Une interface peut être marquante sans hausser la voix. Le vrai travail consiste souvent à retirer ce qui brouille la lecture, pour laisser apparaître une structure plus nette et une présence plus forte.
Réduire le bruit avant de chercher l'effet
Beaucoup d'interfaces deviennent fragiles parce qu'elles empilent des signes de présence : trop de blocs, trop d'accents, trop de variations. L'ensemble semble vivant pendant quelques secondes, puis perd sa hiérarchie.
Le bon réflexe consiste à réduire les couches concurrentes. Quand une seule information dominante émerge clairement, le reste du système peut enfin respirer.
Faire exister la hiérarchie
La hiérarchie ne vient pas seulement de la taille des titres. Elle vient aussi de l'espace, du contraste, de la répétition et du rythme entre les éléments.

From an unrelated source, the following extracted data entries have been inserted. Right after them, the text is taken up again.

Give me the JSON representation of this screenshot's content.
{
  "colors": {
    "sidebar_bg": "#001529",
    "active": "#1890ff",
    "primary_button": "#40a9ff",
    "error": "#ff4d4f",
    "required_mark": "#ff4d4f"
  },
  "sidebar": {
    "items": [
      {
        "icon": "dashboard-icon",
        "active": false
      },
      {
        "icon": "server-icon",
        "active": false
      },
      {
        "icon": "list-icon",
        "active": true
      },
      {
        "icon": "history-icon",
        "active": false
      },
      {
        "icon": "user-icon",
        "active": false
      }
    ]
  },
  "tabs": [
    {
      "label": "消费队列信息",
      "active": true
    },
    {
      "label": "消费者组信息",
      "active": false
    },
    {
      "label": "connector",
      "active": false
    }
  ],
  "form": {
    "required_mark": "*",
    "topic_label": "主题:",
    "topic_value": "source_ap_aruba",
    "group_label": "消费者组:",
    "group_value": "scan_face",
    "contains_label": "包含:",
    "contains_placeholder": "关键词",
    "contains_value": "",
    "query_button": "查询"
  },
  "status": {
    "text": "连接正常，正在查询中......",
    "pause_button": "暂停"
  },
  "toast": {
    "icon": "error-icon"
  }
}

Une interface calme paraît souvent plus premium parce qu'elle montre qu'une décision a déjà été prise pour l'utilisateur : où regarder, quoi lire, et dans quel ordre avancer.
Soigner les états
Même les interfaces minimales perdent en tenue si les hover, focus et transitions semblent accessoires. Ces détails doivent prolonger le langage visuel au lieu de le contredire.